In February 1996 the taxpayer’s employer purported to terminate his employment, although the taxpayer maintained at the time, and continued to maintain, that there was no lawful termination of his employment in 1996. Nevertheless, in March 1996 the employer made a termination payment from which tax was withheld, and in August 1998 the taxpayer received an amount from his superannuation fund, calculated as a gross amount less tax withheld.

The taxpayer took the view that the payments, although received in 1996 and 1998, did not need to be declared as assessable income in the corresponding tax years. They were, in his view, properly characterised as compensation receipts, capable of apportionment over later income years and assessable to him only in those years. He also chose to claim the amounts withheld from the payments made in 1996 and 1998 as credits towards the tax that would be calculated as payable on the income that he would declare in the later years.

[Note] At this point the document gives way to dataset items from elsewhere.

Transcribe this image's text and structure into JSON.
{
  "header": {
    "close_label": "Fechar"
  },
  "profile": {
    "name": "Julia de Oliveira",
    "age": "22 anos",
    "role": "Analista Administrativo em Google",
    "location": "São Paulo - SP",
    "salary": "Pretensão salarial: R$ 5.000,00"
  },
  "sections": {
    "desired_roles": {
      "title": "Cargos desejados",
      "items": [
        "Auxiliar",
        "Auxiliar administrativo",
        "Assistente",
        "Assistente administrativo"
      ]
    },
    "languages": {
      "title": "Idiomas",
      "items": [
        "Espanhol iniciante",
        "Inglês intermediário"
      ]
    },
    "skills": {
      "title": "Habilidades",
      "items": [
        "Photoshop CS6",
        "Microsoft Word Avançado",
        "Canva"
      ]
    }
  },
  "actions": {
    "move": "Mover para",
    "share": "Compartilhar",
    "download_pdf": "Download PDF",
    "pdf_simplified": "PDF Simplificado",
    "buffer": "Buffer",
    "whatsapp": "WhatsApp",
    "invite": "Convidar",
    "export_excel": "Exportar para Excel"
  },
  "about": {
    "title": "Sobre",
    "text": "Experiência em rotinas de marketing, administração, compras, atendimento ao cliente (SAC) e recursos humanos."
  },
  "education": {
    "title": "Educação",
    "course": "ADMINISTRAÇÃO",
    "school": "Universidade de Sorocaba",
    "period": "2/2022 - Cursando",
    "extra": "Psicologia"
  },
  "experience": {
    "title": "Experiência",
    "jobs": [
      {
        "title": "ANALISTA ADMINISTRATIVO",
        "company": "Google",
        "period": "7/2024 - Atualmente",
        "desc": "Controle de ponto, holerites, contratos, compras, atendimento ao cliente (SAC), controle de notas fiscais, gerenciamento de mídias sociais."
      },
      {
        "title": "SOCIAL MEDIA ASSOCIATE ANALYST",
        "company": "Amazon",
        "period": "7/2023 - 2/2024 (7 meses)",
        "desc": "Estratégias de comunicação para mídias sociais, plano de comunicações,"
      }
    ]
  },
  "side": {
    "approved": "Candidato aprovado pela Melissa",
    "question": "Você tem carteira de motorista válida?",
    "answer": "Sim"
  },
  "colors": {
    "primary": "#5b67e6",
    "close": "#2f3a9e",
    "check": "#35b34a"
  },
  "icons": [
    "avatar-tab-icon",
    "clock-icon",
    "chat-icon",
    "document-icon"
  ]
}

The Tribunal decided that statements made in the taxpayer’s tax returns in later years, in which he claimed credits for amounts allegedly withheld in those years, were false and misleading in a material particular. However, although the shortfall amounts resulted from recklessness on the taxpayer’s part, they did not result from intentional disregard of a taxation law. The penalty imposed by the Commissioner should be reduced accordingly.

Re the Research Scientist and FCT [2014] AATA 242 (S E Frost DP, 28 April 2014).